POLITICAL TRAP?: Are Political Campaign Calls Seeking Telephone Solicitations for DNC Purposes?
Arguably nobody was a bigger winner on April 1, 2021 when the Supreme Court decided Facebook that political candidates. The Supremes essentially blessed the use of many forms of text messaging to communicate with consumers under federal law–even without consent. And politicians love to robotext people to ask for votes.

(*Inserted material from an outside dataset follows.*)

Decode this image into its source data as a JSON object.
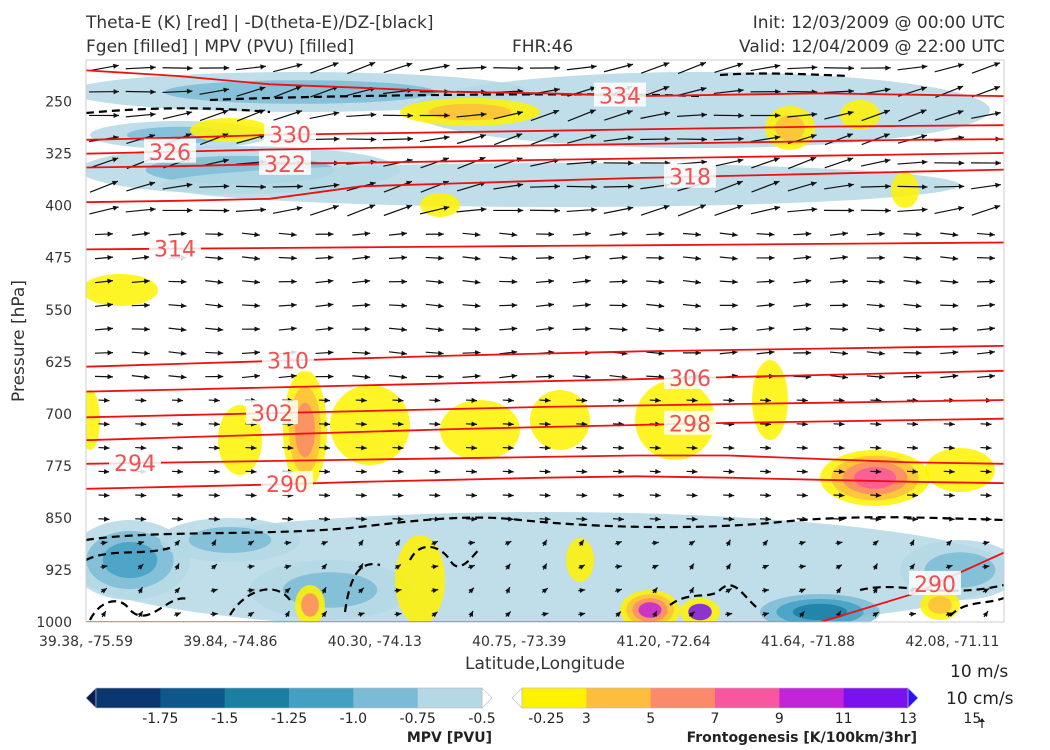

Plus–unlike businesses–campaigns are generally free to disregard the DNC list because political messages are not treated as “telephone solicitations” under the CFR.
Or are they?
In a new decision out earlier this month Camunas v. Nat’l Republican Senatorial Comm., CIVIL ACTION NO. 21-1005, 2021 U.S. Dist. LEXIS 214217 (E.D. Pa. November 4, 2021) the Plaintiff argued that campaign calls/texts that seek a campaign contribution are actually telephone solicitations under the DNC rules because they seek money.
Hmmm.
Here’s the definition of telephone solicitation under the CFR:
means the initiation of a telephone call or message for the purpose of encouraging the purchase or rental of, or investment in, property, goods, or services…
I’m not seeing the part where asking for a campaign contribution triggers the enactment. Notably other statutes–like California’s anti-text statute–expressly cover political messaging. But the federal DNC rules do not.
Little wonder the Camunas court rejected the plaintiff’s argument, although it did so on a different basis. 47 CFR 64.1200(f)(15)(3) exempts calls made by tax exempt organizations-which the Defendant in this instance apparently was.
Anyway, something else to keep an eye on.
Maybe I’ll cover this at the Summit. We’ll see.